L’affaire Softcare, du nom d’une usine chinoise implantée à Sindia près de Dakar, provoque un séisme sanitaire et institutionnel au Sénégal. L’Agence sénégalaise de régulation pharmaceutique (ARP) y a découvert des matières premières périmées utilisées dans la fabrication de couches et de serviettes hygiéniques. À cette atteinte présumée à la santé publique s’ajoutent de graves accusations de tentative de corruption d’inspecteurs. Ce qui révéle les fragilités d’un système de régulation sous pression.
Tout a commencé en décembre 2025, lorsqu’une inspection de l’Agence sénégalaise de régulation pharmaceutique (ARP) s’est rendue sur le site de Softcare, à Sindia, à une soixantaine de kilomètres de Dakar. Les inspecteurs y ont découvert des matières premières périmées incorporées dans la chaîne de production de couches pour bébés et de serviettes hygiéniques.
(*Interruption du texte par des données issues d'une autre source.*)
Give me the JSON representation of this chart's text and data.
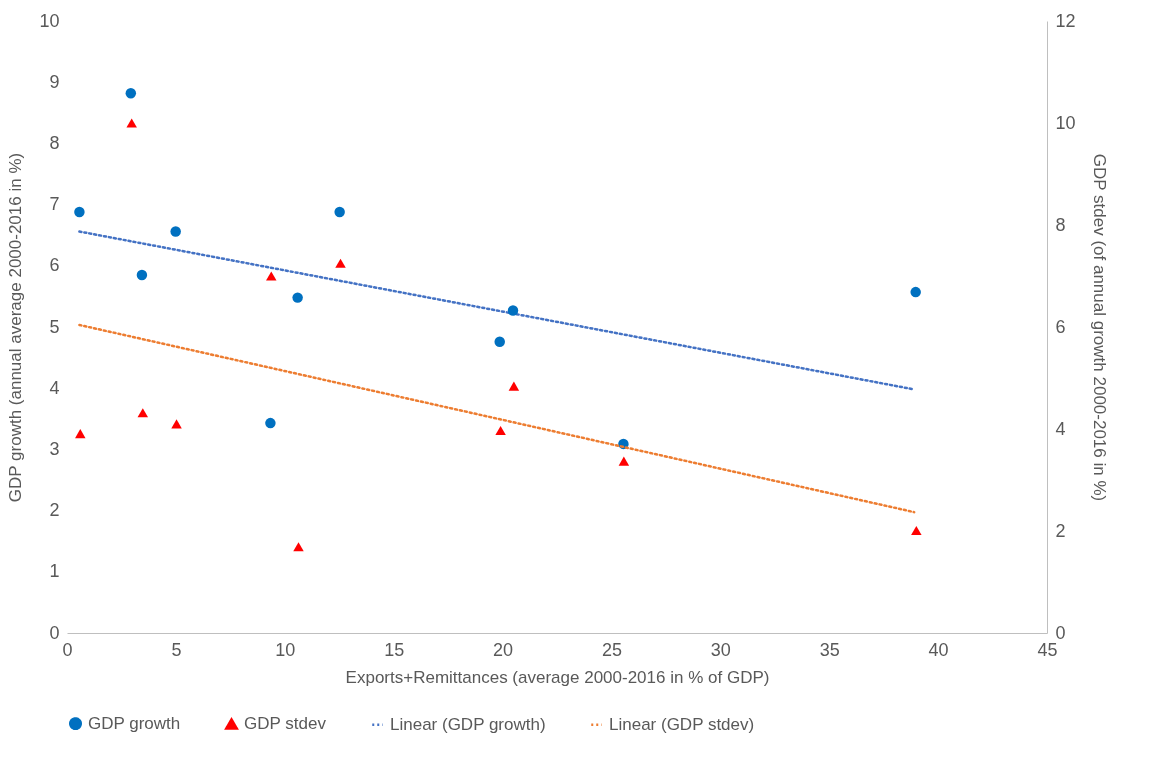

Selon plusieurs sources internes, ces produits avaient été distribués sur le marché sénégalais depuis plusieurs mois avant la détection des anomalies. Face à la gravité des faits, l’ARP a ordonné le retrait immédiat de tous les produits Softcare des étals, mesure qui reste en vigueur tant que l’entreprise n’aura pas prouvé sa mise en conformité.
Une décision lourde de conséquences pour le groupe chinois, considéré comme l’un des leaders africains du marché des produits d’hygiène, avec plus d’un milliard d’unités vendues sur le continent en 2025 et une cotation récente à la Bourse de Hong Kong.
Des tentatives de corruption présumées
Mais l’affaire a pris une tournure explosive après les révélations de Moussa Diallo, directeur de l’inspection pharmaceutique à l’ARP. Ce dernier affirme avoir été la cible de tentatives répétées de corruption de la part de responsables chinois de Softcare, cherchant à influencer le rapport d’inspection.
Selon son témoignage, les représentants de l’usine auraient proposé des mallettes d’argent pour minimiser les non-conformités constatées. Moussa Diallo assure détenir des preuves vidéo et des témoignages, tout en dénonçant les pressions hiérarchiques qu’il aurait subies à l’intérieur même de l’agence.
Ces accusations relancent un débat récurrent sur la transparence et l’indépendance des organes de contrôle au Sénégal, dans un contexte où les scandales liés à la régulation pharmaceutique se multiplient en Afrique de l’Ouest.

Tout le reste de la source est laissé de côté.